The all you can eat buffet has its fans as well as its detractors. For instance, my wife would rather go hungry than dine at one. Myself, I look at it as a challenge, so I use a strategy.
The following is all BS, ……… Buffet Strategies
Do some recon – When doing presentations, my number one rule is, know your audience. No difference here, except that you need to know your buffet. Are you heading over to Golden Corral where the food is as varied as the dress code? Alternatively, is it Fogo de Chao with their gluten free options and ten piece place settings? Websites like Yelp can provide insight such as do they only serve crab legs on the weekend or if they offer Hibachi.
Peruse before you choose – Walk the tables and see what’s up for grabs. Don’t fill up your plate right off the bat, the good stuff is in the back or towards the end of the buffet line.
Bread is not your friend (See above) – Bread is a buffet’s best friend, not yours. It’s cheap to produce, can sit on a buffet table for hours and will fill you up. Filling you up, which in turn keeps you from filling up on the better offerings.
Sample, sample, sample – I love orange chicken and I’d love to fill my plate with it, but then I’d be missing the point of a buffet. Use the buffet experience to expand your food horizons. Pigs get fat, hogs get slaughtered. So be a little piggy and nibble your way through the offerings.
Soda – Stick with water or iced tea. Carbonation can make you feel fuller than you actually are. This will decrease the food damage that you can deliver.
Don’t show up too hungry – Isn’t the point to eat as much as possible? It is, but if you show up famished, you’ll have a tendency to fill your plate, with the first thing that you see, bread. It’s a marathon, not a sprint.
Don’t judge a book by its cover, or in this case a buffet by its building. Last month I was in Centreville, MS and stopped for gas at Vine’s. Vine’s is a typical southern gas station, lots of pickups, lots of neon and a faded sign advertising fuel prices. I went in for a Slim Jim and a Blue Monster only to discover that Vine’s held a secret. A wonderful meat-lovers buffet, ribs, fried chicken and the creamiest mac-n-cheese that I’ve ever eaten. Save room for warm cobbler and vanilla ice cream. All this for less than $13.00, and I would’ve missed it based on how the building looked.

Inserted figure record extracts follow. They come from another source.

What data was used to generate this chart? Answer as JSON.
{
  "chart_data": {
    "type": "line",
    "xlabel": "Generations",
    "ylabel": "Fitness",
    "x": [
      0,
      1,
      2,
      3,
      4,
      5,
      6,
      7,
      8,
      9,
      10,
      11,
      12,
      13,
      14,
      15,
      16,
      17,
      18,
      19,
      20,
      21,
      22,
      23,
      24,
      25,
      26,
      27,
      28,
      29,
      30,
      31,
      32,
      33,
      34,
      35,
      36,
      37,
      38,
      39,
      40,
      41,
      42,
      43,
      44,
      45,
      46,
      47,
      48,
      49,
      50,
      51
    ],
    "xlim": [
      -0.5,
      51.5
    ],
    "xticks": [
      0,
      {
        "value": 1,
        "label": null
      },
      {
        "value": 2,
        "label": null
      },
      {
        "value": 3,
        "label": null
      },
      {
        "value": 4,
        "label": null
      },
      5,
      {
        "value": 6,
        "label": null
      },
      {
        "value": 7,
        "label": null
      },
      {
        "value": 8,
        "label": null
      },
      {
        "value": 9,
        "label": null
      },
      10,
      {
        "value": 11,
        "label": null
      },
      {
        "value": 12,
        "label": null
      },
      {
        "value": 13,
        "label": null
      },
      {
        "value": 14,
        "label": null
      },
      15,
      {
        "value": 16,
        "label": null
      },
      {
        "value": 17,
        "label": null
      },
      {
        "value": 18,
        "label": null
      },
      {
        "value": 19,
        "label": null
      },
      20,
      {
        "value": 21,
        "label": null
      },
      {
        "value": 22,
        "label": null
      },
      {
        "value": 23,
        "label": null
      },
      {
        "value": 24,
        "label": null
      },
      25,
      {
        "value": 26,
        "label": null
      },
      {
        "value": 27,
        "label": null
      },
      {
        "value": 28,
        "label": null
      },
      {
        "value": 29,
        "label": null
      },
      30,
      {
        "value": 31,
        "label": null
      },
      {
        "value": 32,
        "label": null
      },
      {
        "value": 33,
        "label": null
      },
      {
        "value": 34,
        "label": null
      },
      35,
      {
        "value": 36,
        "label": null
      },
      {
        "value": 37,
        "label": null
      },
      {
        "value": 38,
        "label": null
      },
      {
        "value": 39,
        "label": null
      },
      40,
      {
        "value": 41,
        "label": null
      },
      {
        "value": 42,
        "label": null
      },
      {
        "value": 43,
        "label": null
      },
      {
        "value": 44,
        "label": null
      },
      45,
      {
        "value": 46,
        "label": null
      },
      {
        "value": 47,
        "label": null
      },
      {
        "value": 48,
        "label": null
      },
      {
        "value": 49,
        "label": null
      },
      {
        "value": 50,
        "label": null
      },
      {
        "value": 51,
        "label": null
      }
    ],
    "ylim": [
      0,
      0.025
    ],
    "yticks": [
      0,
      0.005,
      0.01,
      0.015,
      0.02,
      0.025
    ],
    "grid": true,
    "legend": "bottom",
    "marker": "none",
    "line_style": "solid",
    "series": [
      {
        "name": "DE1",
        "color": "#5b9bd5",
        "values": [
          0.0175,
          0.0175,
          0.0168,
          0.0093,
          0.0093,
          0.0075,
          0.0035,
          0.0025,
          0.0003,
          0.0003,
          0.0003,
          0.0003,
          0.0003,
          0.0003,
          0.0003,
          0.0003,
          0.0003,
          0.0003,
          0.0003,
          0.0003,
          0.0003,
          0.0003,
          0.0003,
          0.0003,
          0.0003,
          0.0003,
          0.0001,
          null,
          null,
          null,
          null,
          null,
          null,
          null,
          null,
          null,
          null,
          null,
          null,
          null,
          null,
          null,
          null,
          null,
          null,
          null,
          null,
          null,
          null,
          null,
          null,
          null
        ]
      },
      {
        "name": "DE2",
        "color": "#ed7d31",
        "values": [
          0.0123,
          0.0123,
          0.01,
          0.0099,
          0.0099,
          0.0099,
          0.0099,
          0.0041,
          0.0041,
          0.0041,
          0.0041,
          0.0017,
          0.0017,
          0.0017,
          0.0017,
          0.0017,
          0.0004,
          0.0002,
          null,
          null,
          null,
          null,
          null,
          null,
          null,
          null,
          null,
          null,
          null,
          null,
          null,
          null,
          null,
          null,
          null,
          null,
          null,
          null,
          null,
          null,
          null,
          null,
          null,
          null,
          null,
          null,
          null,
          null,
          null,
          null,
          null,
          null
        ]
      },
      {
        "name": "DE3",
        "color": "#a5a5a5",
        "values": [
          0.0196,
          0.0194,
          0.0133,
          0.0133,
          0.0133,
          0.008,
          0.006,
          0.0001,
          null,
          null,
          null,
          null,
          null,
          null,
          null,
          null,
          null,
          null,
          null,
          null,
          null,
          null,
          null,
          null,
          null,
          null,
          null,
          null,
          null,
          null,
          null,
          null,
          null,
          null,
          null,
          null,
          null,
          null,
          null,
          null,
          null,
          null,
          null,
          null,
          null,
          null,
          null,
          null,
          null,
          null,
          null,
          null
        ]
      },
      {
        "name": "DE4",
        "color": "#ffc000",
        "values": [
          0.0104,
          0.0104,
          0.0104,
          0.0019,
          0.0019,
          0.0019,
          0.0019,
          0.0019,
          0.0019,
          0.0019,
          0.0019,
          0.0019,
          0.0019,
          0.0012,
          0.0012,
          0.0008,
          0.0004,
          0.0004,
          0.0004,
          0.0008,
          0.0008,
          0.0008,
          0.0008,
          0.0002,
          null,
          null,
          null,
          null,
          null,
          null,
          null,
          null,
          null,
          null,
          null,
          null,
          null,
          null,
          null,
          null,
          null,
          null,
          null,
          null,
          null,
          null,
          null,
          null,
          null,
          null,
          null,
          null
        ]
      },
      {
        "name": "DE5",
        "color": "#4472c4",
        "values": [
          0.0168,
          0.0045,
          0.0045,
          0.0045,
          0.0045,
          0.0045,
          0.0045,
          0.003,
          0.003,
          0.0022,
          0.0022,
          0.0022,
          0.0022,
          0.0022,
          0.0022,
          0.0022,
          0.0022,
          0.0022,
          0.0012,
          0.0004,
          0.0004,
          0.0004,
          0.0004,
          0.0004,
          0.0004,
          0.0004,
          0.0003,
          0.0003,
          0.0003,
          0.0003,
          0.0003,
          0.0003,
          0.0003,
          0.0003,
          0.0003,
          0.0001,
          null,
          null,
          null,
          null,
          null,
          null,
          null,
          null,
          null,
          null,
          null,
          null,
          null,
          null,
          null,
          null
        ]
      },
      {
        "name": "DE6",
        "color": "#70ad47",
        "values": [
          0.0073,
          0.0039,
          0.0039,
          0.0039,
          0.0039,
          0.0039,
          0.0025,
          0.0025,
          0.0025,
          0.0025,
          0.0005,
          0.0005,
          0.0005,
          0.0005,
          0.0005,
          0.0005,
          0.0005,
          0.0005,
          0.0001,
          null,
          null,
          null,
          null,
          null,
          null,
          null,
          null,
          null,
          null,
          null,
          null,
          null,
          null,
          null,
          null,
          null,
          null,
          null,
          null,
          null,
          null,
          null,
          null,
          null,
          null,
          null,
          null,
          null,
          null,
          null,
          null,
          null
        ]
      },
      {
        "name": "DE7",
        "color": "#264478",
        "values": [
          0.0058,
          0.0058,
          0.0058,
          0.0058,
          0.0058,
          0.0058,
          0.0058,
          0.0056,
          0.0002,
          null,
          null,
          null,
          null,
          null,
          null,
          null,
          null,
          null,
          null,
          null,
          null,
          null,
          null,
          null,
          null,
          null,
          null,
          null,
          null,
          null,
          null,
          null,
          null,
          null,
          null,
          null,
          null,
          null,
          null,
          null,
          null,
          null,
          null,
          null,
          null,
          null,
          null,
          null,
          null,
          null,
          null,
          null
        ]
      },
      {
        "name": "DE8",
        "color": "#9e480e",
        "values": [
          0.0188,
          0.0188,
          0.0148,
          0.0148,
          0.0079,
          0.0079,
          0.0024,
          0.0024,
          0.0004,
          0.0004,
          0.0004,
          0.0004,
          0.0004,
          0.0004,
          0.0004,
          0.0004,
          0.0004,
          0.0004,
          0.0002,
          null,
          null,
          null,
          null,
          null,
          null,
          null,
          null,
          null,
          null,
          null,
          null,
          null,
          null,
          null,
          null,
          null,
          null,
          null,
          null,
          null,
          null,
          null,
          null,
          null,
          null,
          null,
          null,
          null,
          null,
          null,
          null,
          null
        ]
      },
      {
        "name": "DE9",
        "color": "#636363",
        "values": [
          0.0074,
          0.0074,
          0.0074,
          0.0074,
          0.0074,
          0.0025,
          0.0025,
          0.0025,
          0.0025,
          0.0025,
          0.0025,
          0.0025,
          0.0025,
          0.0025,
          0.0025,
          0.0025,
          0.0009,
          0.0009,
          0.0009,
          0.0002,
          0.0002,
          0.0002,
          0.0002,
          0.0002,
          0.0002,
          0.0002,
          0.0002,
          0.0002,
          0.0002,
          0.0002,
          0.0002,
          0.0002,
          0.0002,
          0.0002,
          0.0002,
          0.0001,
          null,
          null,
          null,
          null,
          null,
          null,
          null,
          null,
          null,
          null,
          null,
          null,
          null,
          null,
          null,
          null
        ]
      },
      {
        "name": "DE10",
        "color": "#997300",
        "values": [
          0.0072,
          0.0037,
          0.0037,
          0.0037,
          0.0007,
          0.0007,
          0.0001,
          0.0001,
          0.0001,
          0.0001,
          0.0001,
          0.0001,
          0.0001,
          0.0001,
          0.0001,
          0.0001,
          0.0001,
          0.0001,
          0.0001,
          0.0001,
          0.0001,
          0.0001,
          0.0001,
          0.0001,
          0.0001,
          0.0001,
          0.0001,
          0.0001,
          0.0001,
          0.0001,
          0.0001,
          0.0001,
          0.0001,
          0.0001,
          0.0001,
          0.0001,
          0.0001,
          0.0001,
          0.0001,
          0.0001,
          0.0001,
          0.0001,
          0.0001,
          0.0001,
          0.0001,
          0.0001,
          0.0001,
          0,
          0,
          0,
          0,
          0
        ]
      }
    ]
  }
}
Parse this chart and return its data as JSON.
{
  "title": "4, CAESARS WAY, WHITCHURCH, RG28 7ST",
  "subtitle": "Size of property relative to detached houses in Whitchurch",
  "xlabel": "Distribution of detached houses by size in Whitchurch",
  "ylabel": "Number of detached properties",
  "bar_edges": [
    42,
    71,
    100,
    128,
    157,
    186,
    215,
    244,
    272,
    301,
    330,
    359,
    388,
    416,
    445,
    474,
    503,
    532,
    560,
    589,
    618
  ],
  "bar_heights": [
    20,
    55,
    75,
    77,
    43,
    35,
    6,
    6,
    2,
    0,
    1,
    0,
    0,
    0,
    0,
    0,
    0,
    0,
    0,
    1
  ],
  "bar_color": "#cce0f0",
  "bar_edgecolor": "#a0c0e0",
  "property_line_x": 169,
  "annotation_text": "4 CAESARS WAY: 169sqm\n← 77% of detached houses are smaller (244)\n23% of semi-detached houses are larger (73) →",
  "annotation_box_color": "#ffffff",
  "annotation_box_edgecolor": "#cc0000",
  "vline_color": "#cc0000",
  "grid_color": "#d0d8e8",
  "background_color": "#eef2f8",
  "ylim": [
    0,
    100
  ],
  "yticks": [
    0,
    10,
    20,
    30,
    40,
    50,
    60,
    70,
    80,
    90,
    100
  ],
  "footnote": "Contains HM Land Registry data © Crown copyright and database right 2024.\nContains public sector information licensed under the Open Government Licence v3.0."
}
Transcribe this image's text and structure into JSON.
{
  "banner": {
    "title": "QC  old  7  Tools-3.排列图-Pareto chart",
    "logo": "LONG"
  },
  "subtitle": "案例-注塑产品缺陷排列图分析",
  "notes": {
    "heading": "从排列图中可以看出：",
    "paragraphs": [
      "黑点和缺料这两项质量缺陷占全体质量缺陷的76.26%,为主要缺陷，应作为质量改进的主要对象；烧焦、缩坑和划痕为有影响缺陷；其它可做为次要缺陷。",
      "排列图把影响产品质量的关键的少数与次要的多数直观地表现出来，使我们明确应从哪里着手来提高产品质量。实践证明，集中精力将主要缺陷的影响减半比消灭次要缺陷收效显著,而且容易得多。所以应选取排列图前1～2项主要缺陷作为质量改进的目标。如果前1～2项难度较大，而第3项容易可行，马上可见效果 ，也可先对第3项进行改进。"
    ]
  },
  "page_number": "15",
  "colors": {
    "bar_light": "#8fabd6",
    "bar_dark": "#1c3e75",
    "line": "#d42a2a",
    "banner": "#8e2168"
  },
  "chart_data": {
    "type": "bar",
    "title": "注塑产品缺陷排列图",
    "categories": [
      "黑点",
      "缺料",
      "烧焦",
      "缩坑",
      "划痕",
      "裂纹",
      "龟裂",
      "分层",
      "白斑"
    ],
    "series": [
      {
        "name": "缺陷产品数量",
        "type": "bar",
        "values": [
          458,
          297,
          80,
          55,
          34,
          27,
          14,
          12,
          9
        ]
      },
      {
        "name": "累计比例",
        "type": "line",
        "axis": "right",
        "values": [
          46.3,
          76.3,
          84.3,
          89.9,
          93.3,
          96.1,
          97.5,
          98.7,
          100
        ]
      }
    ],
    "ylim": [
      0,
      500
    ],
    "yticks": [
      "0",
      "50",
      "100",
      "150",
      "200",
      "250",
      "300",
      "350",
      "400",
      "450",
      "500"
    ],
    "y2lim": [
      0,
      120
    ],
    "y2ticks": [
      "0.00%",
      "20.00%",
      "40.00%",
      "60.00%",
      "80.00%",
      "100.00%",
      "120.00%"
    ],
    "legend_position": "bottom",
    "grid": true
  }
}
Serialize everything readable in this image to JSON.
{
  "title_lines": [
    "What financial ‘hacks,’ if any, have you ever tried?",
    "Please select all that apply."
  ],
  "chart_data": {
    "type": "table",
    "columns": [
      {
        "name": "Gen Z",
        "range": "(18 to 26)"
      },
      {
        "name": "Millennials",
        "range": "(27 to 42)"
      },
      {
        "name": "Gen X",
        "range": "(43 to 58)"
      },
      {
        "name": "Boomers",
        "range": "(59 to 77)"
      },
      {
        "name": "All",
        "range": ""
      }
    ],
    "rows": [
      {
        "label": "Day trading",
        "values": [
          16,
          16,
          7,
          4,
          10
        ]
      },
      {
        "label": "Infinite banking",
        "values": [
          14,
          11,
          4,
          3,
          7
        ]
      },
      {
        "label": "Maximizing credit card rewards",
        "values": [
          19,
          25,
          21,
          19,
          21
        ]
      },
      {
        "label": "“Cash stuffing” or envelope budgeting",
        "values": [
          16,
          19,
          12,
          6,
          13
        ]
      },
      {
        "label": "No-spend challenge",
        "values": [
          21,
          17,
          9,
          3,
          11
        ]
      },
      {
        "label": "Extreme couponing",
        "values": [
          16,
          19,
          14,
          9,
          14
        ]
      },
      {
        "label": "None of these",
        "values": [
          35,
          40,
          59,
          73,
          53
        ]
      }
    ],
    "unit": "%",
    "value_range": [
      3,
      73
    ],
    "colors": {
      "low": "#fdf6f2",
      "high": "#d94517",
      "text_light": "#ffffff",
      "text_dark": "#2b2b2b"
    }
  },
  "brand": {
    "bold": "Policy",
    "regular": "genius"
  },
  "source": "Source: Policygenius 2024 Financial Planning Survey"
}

There’s a great comedy bit by the late John Pinette that’s well worth watching, I know I can relate to it. I’m also here to tell you that there’s a limit to how much “all you can eat” really means. Several years ago Sonny’s BBQ was running an “all you can eat” rib special. My boss and I pulled up a chair, tucked a napkin in our shirts and commenced to chowing down. At about the same time we found out that “all you can eat” means precisely 42 ribs, not 41, not 43 but 42 ribs. We got cut off, not the first time that’s ever happened to me. Usually, it involves booze, not ribs.
When it comes to all you can eat buffets as if there’s any other type, it easy to get distracted from your mission, so stay strong!